Study site, data sources
Healthcare in Singapore is largely under the responsibility of the Singapore MOH, which uses a mixed financing system that includes nationalized healthcare insurance schemes and deductions from the compulsory savings plan Central Provident Fund (CPF), for Singapore citizens and permanent residents (22, 23). In 2017, Singapore MOH launched the H2H program with the aim of reducing unnecessary hospital admission & utilizations (9). It involves inpatient care coordination and community care navigation by nurses through follow-up calls and home visits for high-risk patients with complex chronic disease to ensure care continuity during the transitional period after hospital discharge. These nurses are full-time, degree-holders with an average of 5 years’ experience in hospital and/or home care in adults, supervised by masters prepared Advanced Practice Nurses. Hospital readmissions and mortality were obtained at 30- and 90-days after discharge. Duration of intervention typically lasts 6 months.

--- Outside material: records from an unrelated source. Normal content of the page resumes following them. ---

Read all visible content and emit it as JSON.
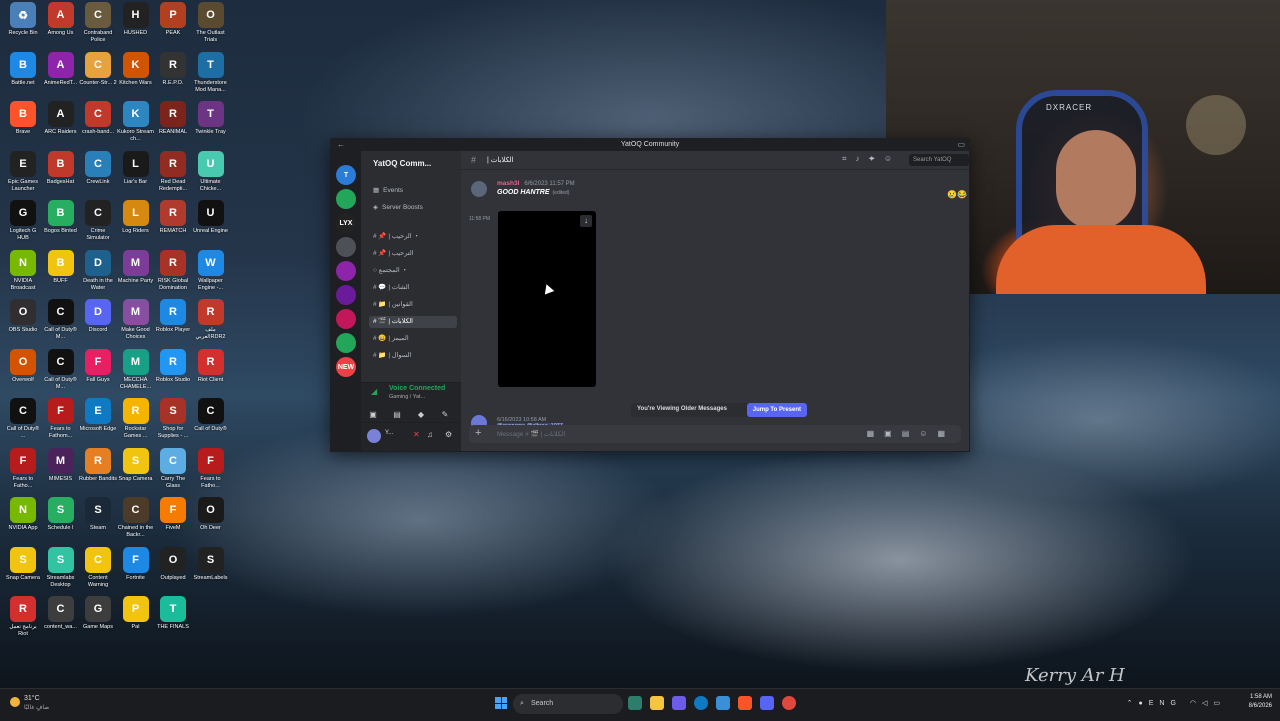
{
  "desktop": {
    "icons": [
      {
        "label": "Recycle Bin",
        "color": "#4b7fb8",
        "glyph": "♻"
      },
      {
        "label": "Among Us",
        "color": "#c0392b",
        "glyph": "A"
      },
      {
        "label": "Contraband Police",
        "color": "#6b5b3e",
        "glyph": "C"
      },
      {
        "label": "HUSHED",
        "color": "#222",
        "glyph": "H"
      },
      {
        "label": "PEAK",
        "color": "#b24020",
        "glyph": "P"
      },
      {
        "label": "The Outlast Trials",
        "color": "#5a4a30",
        "glyph": "O"
      },
      {
        "label": "Battle.net",
        "color": "#1e88e5",
        "glyph": "B"
      },
      {
        "label": "AnimeRedT...",
        "color": "#8e24aa",
        "glyph": "A"
      },
      {
        "label": "Counter-Str... 2",
        "color": "#e6a23c",
        "glyph": "C"
      },
      {
        "label": "Kitchen Wars",
        "color": "#d35400",
        "glyph": "K"
      },
      {
        "label": "R.E.P.O.",
        "color": "#333",
        "glyph": "R"
      },
      {
        "label": "Thunderstore Mod Mana...",
        "color": "#1c6ea4",
        "glyph": "T"
      },
      {
        "label": "Brave",
        "color": "#fb542b",
        "glyph": "B"
      },
      {
        "label": "ARC Raiders",
        "color": "#222",
        "glyph": "A"
      },
      {
        "label": "crash-band...",
        "color": "#c0392b",
        "glyph": "C"
      },
      {
        "label": "Kukoro Stream ch...",
        "color": "#2e86c1",
        "glyph": "K"
      },
      {
        "label": "REANIMAL",
        "color": "#7b241c",
        "glyph": "R"
      },
      {
        "label": "Twinkle Tray",
        "color": "#6c3483",
        "glyph": "T"
      },
      {
        "label": "Epic Games Launcher",
        "color": "#222",
        "glyph": "E"
      },
      {
        "label": "BadgesHat",
        "color": "#c0392b",
        "glyph": "B"
      },
      {
        "label": "CrewLink",
        "color": "#2980b9",
        "glyph": "C"
      },
      {
        "label": "Liar's Bar",
        "color": "#1a1a1a",
        "glyph": "L"
      },
      {
        "label": "Red Dead Redempti...",
        "color": "#922b21",
        "glyph": "R"
      },
      {
        "label": "Ultimate Chicke...",
        "color": "#48c9b0",
        "glyph": "U"
      },
      {
        "label": "Logitech G HUB",
        "color": "#111",
        "glyph": "G"
      },
      {
        "label": "Bogos Binted",
        "color": "#27ae60",
        "glyph": "B"
      },
      {
        "label": "Crime Simulator",
        "color": "#222",
        "glyph": "C"
      },
      {
        "label": "Log Riders",
        "color": "#d68910",
        "glyph": "L"
      },
      {
        "label": "REMATCH",
        "color": "#b03a2e",
        "glyph": "R"
      },
      {
        "label": "Unreal Engine",
        "color": "#111",
        "glyph": "U"
      },
      {
        "label": "NVIDIA Broadcast",
        "color": "#76b900",
        "glyph": "N"
      },
      {
        "label": "BUFF",
        "color": "#f1c40f",
        "glyph": "B"
      },
      {
        "label": "Death in the Water",
        "color": "#1f618d",
        "glyph": "D"
      },
      {
        "label": "Machine Party",
        "color": "#7d3c98",
        "glyph": "M"
      },
      {
        "label": "RISK Global Domination",
        "color": "#a93226",
        "glyph": "R"
      },
      {
        "label": "Wallpaper Engine -...",
        "color": "#1e88e5",
        "glyph": "W"
      },
      {
        "label": "OBS Studio",
        "color": "#302e31",
        "glyph": "O"
      },
      {
        "label": "Call of Duty® M...",
        "color": "#111",
        "glyph": "C"
      },
      {
        "label": "Discord",
        "color": "#5865f2",
        "glyph": "D"
      },
      {
        "label": "Make Good Choices",
        "color": "#884ea0",
        "glyph": "M"
      },
      {
        "label": "Roblox Player",
        "color": "#1e88e5",
        "glyph": "R"
      },
      {
        "label": "ملف العربيRDR2",
        "color": "#c0392b",
        "glyph": "R"
      },
      {
        "label": "Overwolf",
        "color": "#d35400",
        "glyph": "O"
      },
      {
        "label": "Call of Duty® M...",
        "color": "#111",
        "glyph": "C"
      },
      {
        "label": "Fall Guys",
        "color": "#e91e63",
        "glyph": "F"
      },
      {
        "label": "MECCHA CHAMELE...",
        "color": "#16a085",
        "glyph": "M"
      },
      {
        "label": "Roblox Studio",
        "color": "#2196f3",
        "glyph": "R"
      },
      {
        "label": "Riot Client",
        "color": "#d32f2f",
        "glyph": "R"
      },
      {
        "label": "Call of Duty® ...",
        "color": "#111",
        "glyph": "C"
      },
      {
        "label": "Fears to Fathom...",
        "color": "#b71c1c",
        "glyph": "F"
      },
      {
        "label": "Microsoft Edge",
        "color": "#0e7ac4",
        "glyph": "E"
      },
      {
        "label": "Rockstar Games ...",
        "color": "#f4b400",
        "glyph": "R"
      },
      {
        "label": "Shop for Supplies - ...",
        "color": "#a93226",
        "glyph": "S"
      },
      {
        "label": "Call of Duty®",
        "color": "#111",
        "glyph": "C"
      },
      {
        "label": "Fears to Fatho...",
        "color": "#b71c1c",
        "glyph": "F"
      },
      {
        "label": "MIMESIS",
        "color": "#4a235a",
        "glyph": "M"
      },
      {
        "label": "Rubber Bandits",
        "color": "#e67e22",
        "glyph": "R"
      },
      {
        "label": "Snap Camera",
        "color": "#f1c40f",
        "glyph": "S"
      },
      {
        "label": "Carry The Glass",
        "color": "#5dade2",
        "glyph": "C"
      },
      {
        "label": "Fears to Fatho...",
        "color": "#b71c1c",
        "glyph": "F"
      },
      {
        "label": "NVIDIA App",
        "color": "#76b900",
        "glyph": "N"
      },
      {
        "label": "Schedule I",
        "color": "#27ae60",
        "glyph": "S"
      },
      {
        "label": "Steam",
        "color": "#1b2838",
        "glyph": "S"
      },
      {
        "label": "Chained in the Backr...",
        "color": "#4d3b2a",
        "glyph": "C"
      },
      {
        "label": "FiveM",
        "color": "#f57c00",
        "glyph": "F"
      },
      {
        "label": "Oh Deer",
        "color": "#1a1a1a",
        "glyph": "O"
      },
      {
        "label": "Snap Camera",
        "color": "#f1c40f",
        "glyph": "S"
      },
      {
        "label": "Streamlabs Desktop",
        "color": "#31c3a2",
        "glyph": "S"
      },
      {
        "label": "Content Warning",
        "color": "#f1c40f",
        "glyph": "C"
      },
      {
        "label": "Fortnite",
        "color": "#1e88e5",
        "glyph": "F"
      },
      {
        "label": "Outplayed",
        "color": "#222",
        "glyph": "O"
      },
      {
        "label": "StreamLabels",
        "color": "#222",
        "glyph": "S"
      },
      {
        "label": "برنامج تعمل Riot",
        "color": "#d32f2f",
        "glyph": "R"
      },
      {
        "label": "content_wa...",
        "color": "#3d3d3d",
        "glyph": "C"
      },
      {
        "label": "Game Maps",
        "color": "#3d3d3d",
        "glyph": "G"
      },
      {
        "label": "Pal",
        "color": "#f1c40f",
        "glyph": "P"
      },
      {
        "label": "THE FINALS",
        "color": "#1abc9c",
        "glyph": "T"
      }
    ]
  },
  "webcam": {
    "chair_brand": "DXRACER"
  },
  "discord": {
    "window_title": "YatOQ Community",
    "server_name": "YatOQ Comm...",
    "servers": [
      {
        "label": "T",
        "color": "#2b7bd9"
      },
      {
        "label": "",
        "color": "#23a55a"
      },
      {
        "label": "LYX",
        "color": "#222"
      },
      {
        "label": "",
        "color": "#4e5058"
      },
      {
        "label": "",
        "color": "#8e24aa"
      },
      {
        "label": "",
        "color": "#6a1b9a"
      },
      {
        "label": "",
        "color": "#c2185b"
      },
      {
        "label": "",
        "color": "#23a55a"
      },
      {
        "label": "NEW",
        "color": "#ed4245"
      }
    ],
    "channel_items": [
      {
        "label": "Events",
        "icon": "▦"
      },
      {
        "label": "Server Boosts",
        "icon": "◈"
      },
      {
        "label": "# 📌 | الرحيب ・",
        "icon": ""
      },
      {
        "label": "# 📌 | الترحيب",
        "icon": ""
      },
      {
        "label": "○ المجتمع ・",
        "icon": ""
      },
      {
        "label": "# 💬 | الشات",
        "icon": ""
      },
      {
        "label": "# 📁 | القوانين",
        "icon": ""
      },
      {
        "label": "# 🎬 | الكلابات",
        "icon": ""
      },
      {
        "label": "# 😄 | الميمز",
        "icon": ""
      },
      {
        "label": "# 📁 | السوال",
        "icon": ""
      }
    ],
    "active_channel_index": 7,
    "voice_status": "Voice Connected",
    "voice_sub": "Gaming / Yat...",
    "user_name": "Y...",
    "channel_name": "| الكلابات",
    "search_placeholder": "Search YatOQ",
    "message1": {
      "author": "mash3l",
      "timestamp": "6/6/2023 11:57 PM",
      "text": "GOOD HANTRE",
      "edited": "(edited)",
      "side_time": "11:58 PM"
    },
    "reactions": "😢😂",
    "jump_text": "You're Viewing Older Messages",
    "jump_button": "Jump To Present",
    "message2": {
      "timestamp": "6/16/2023 10:58 AM",
      "mention1": "@everyone",
      "text": "@alhraa_1077"
    },
    "composer_placeholder": "Message # 🎬 | الكلابات"
  },
  "taskbar": {
    "temperature": "31°C",
    "condition": "صافٍ غالبًا",
    "search_placeholder": "Search",
    "time": "1:58 AM",
    "date": "8/6/2026",
    "lang": "ENG"
  },
  "signature": "Kerry Ar H"
}
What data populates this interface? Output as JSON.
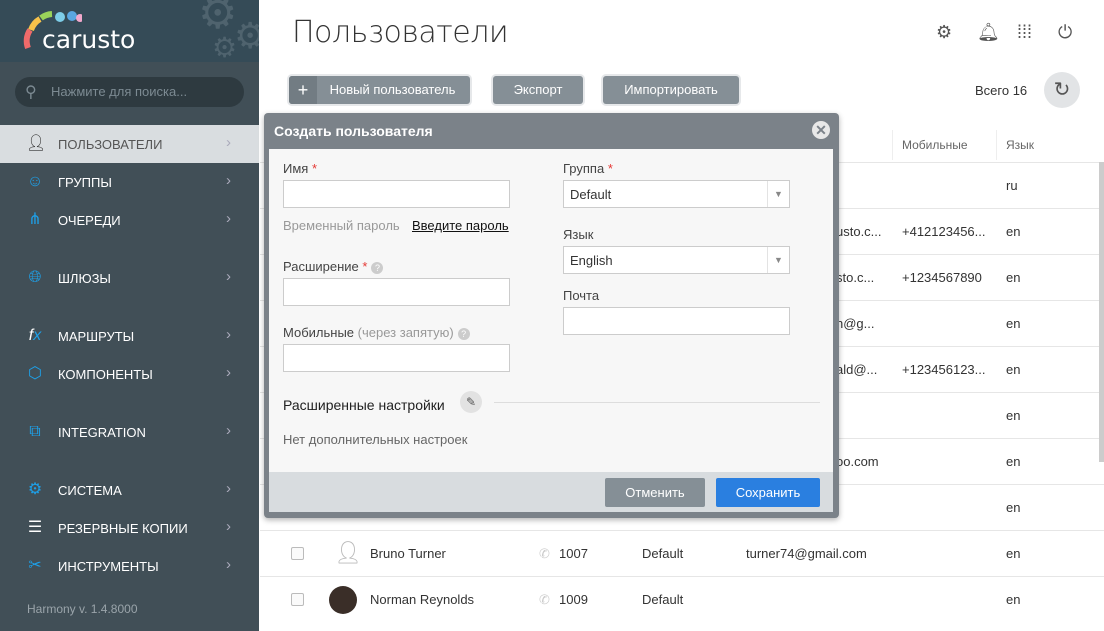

We used routinely collected clinical data from the H2H program. Data included demographics (age, gender and race), medical and socioeconomic characteristics. Based on the commonly accepted age to define an older person (24), age was dichotomized into 2 groups, ≤65 years and >65 years. We included all H2H enrolled adult patients (21 years of age and above) who are Singaporean residents or permanent residents. The Singapore General Hospital (SGH) Population Health and Integrated Care Office approved the usage of collected data for this study. The Centralized Institutional Review Board (iSHaRe Ref. No. 201707-00005) approved this study for ethics. This study has been published as an abstract for the Society for Academic Primary Care 48th Annual Scientific Meeting conference (25).
Variables used in the Latent Class Analysis
Multiple variables straddling medical and socioeconomic conditions were reviewed for inclusion. Importantly, these variables were routinely collected in the program as part of patient assessment.
Medical characteristics:
Five variables related to disease state, cognition and functional status were utilised - Charlson Comorbidity Index (CCI), Abbreviated Mental Test (AMT), Clinical Frailty Score (CFS), clinical insight (26) and Activities of Daily Living (ADLs) dependency. Clinical insight was assessed by the nurses on the presence or absence of the patients’ understanding of their own medical condition. These variables and their grouped categorical scores have been validated across several countries, including locally as a good discriminative tool for predicting disease status and health outcomes (27-31).
Socioeconomic characteristics:
Four variables - Religion, medicine consolidation issues, quality of family support and employment - were utilized. Religion (or a professed faith) was assessed by the presence or absence of it. Medicine consolidation issues were assessed by the presence or absence of the 5 rights of medication administration: Right patient, drug, dose, route and time (32). Quality of family support was categorised into 4 groups: absent (patient has no kin), dysfunctional (presence of a high degree of conflict, misbehaviour, neglect and/or abuse occurring continuously and regularly), distant (presence of kin but minimal contact) and supportive. Employment was categorised into 3 groups: unemployed, retired or employed.
Latent Class Analysis
LCA is a data-driven method utilizing individual level observable data (indicator variables) to identify underlying latent groups of individuals (classes) (33). Examples of successful LCA utilization in population segmentation has been demonstrated by Low et al. in the Singapore regional health system (10) and Yan et al. in a primary care population respectively (34). In this study, 9 identified medical and socioeconomic variables were selected and described above. MPlus Version 8.2 statistical modelling software was used to perform the LCA (35).
The optimal number of classes is determined by the fit statistics and clinical interpretability. Model fit was evaluated using the Bayesian Information Criterion (BIC) and sample-size adjusted BIC (ABIC) (36). Starting with 1 class, a lower value from BIC or ABIC from each successive model, which has one more class than the prior model, indicates a better fit. Additionally, the estimated probabilities of each indicator variables within each class provide information that describes the classes and determines whether the classes are distinct from one another and clinically interpretable. Separate LCA models were generated successively from 1 through 4 class solutions. From the LCA that corresponded to the optimal number of classes identified, the posterior probability of membership for each class is computed for each subject which is assigned to the class with the maximum posterior probability.
Statistical analysis
Firstly, to examine whether significant differences between demographics and disease patterns exist across the classes, we used Fisher exact test for the categorical variables. Next, we identified potentially confounding factors through a univariate analysis of demographics against class and health outcomes. Lastly, to assess the association of class membership on hospital readmissions and mortality, we used logistic regression with Class 3 as reference. The models were adjusted for age. Analyses were performed using SAS, version 0.4 (SAS Institute, Inc., Cary, NC).